I definitely have periods where I've been doing a lot of producing, and I had to make a decision to take time off to make this record and tour this record. We're trying to keep our other projects to a minimum until this is over a little bit. But I don't have much of an over-arching strategy. Obviously we've got management and we have a diary and time constraints, and if it's a good gig that looks like it will be fun, we'll take it. If it's a really good production project, we'll take it. It's really on a case-by-case basis.
The thing about deejaying is that I sort of see the point of it as representing the music you like and are into and a bit of your own music and where that comes from. You're also responding to the situation as well. If you're warming up for someone, you don't bang it out in ten minutes. You're connecting the dots between the DJ before you and the DJ after you instead of just crashing it all out. Often you're the end-of-the-night set where you start kind of small and really wig it out at the end. It's fun because it's different every time.
How much does your ability to recreate a song live affect how you create it?
Our live shows have quite a big impact on how we record, in a weird way. We'll get all the machines sort of tugging around doing something, and you just play with it and tweak it until something clicks together. And then we press record and improvise. It's kind of like capturing a performance for half an hour or however long it is, and then I suppose we edit together the best bits until it starts to feel like this thing with a structure. Most of the tune is made in one pass or two passes. Then the real work is editing and making it sound nice.
Who has better dance moves: you or Jas?
[Laughs.] We're not really dancers, sadly. It's like opposite ends of the seesaw. I'm a drummer by trade, so I've at least got some rhythm. I'd say me. I haven't seen Jas dance even so much as a wiggle. Waving your arms doesn't count. Maybe that's why people become DJs. There's some sort of Freudian logic in there.
What's the biggest stylistic difference between you and Jas today as you grow into your third album?
Most duos have one DJ and one musician type, and honestly it's not really like that [for us]. It might be a more interesting interview if it were, but we've been working together so long that it's like we produce each other or maybe micro-produce each other at different points. If someone looks like they're getting too zoned in on a sound, the other person is there to be like, "That's enough, stop" or, "Hey, that's really good."
The thing is that we've never really been part of the scene. Right now, if we ever get roped in as part of it, we'll run the other way. I don't know why. There's all this noisy electro that's sort of became dubstep now, but we never really wanted to be a part of that. It's hard to say, really.

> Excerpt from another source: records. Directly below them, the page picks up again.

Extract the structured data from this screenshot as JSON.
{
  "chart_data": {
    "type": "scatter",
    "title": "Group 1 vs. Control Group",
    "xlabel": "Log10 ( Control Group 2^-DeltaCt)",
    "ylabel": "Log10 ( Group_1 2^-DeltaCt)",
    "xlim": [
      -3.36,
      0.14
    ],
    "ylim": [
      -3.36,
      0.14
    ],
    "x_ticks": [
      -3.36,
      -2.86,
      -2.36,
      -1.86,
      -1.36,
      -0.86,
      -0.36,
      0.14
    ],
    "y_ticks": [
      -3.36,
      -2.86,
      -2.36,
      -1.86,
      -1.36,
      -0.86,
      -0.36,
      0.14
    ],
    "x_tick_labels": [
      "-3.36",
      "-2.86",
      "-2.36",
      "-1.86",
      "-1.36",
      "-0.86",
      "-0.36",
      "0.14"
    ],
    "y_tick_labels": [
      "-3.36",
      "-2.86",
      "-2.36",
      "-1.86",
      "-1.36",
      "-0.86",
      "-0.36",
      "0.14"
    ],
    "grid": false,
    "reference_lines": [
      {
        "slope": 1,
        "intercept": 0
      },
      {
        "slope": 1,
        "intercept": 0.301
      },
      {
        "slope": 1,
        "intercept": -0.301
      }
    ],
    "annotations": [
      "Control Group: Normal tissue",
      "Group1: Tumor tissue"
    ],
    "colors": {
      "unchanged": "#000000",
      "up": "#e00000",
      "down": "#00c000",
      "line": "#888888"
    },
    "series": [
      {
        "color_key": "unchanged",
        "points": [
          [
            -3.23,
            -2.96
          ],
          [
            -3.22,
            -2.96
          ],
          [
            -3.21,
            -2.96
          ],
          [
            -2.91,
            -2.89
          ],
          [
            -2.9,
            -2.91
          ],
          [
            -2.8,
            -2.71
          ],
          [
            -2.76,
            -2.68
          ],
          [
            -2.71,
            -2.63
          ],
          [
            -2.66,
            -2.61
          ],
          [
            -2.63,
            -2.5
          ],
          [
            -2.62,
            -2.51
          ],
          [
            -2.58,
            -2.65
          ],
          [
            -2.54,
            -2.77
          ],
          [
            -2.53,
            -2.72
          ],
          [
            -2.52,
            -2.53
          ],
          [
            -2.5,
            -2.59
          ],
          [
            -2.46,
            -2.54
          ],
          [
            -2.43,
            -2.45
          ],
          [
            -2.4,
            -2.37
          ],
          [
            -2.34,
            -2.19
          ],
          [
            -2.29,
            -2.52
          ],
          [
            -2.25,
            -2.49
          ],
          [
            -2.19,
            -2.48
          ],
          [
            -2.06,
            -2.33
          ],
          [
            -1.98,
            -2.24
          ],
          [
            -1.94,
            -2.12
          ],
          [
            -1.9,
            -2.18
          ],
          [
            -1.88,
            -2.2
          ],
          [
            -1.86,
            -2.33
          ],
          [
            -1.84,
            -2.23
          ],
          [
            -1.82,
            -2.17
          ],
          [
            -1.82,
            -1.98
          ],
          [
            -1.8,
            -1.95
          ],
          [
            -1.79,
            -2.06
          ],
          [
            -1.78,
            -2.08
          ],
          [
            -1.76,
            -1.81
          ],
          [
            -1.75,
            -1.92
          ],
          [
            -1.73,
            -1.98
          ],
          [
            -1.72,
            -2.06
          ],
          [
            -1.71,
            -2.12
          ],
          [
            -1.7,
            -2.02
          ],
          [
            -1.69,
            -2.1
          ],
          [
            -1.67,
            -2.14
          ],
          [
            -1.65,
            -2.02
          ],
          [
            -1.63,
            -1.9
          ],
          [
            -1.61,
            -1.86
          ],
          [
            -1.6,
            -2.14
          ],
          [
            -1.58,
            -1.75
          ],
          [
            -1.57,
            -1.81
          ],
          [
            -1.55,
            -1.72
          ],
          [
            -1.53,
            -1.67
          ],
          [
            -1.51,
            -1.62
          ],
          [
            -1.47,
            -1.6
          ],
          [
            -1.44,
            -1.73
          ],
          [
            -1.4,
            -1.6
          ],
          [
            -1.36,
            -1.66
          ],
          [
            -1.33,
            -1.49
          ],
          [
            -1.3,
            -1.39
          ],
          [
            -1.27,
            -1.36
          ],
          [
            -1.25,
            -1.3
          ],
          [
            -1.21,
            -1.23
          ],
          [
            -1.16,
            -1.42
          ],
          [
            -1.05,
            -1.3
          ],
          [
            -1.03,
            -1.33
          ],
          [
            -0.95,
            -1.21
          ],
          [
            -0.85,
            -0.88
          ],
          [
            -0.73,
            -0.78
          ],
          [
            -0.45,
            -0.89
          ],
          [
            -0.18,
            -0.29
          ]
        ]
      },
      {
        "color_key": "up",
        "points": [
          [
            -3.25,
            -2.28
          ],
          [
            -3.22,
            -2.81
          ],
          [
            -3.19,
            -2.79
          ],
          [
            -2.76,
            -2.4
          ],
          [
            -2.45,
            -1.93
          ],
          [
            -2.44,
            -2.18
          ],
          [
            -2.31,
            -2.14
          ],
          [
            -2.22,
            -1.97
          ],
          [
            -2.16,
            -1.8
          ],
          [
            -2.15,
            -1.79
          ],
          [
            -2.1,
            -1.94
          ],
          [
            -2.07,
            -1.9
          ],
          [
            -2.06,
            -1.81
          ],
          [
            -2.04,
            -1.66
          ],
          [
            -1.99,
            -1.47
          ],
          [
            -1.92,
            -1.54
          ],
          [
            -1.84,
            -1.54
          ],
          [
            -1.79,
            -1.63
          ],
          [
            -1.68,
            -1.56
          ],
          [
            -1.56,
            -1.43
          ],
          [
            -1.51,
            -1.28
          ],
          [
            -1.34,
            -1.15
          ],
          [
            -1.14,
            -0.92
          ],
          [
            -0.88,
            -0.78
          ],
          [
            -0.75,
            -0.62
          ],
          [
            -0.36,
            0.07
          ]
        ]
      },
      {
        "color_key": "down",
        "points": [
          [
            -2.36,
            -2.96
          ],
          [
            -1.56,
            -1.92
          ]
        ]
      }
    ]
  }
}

I don't think we fit in anywhere, which is a blessing and a curse. We're happy doing our own thing, but it's easier if you're part of a movement. I'm sure we'd be more successful if we jumped on a scene and embraced it wholeheartedly, but we just end up doing what we want to do, honestly, and there's not much more logic in it than that.
Which part of that scene most induces you to run away?
Actually, probably the stuff we're talking about, especially the way Americans add that rock aesthetic, that fist-pumping sort of electronic music as heavy rock. That's something I really don't get and really don't like, that really noisy dubstep stuff and really aggressive electro stuff. Whenever any music gets into that territory, I have to walk the other way.
I'm glad electronic music is in the mainstream again, and I think it's good for everyone making it. But my concern with the idea of EDM is that it only represents that side of the dance-music experience, and that European longer tradition, less focused on the stage and more focused on the communal experience that lasts several days instead of 45 minutes, is lost. My fear is that current promoters get the wrong idea that that's maybe all that dance music is.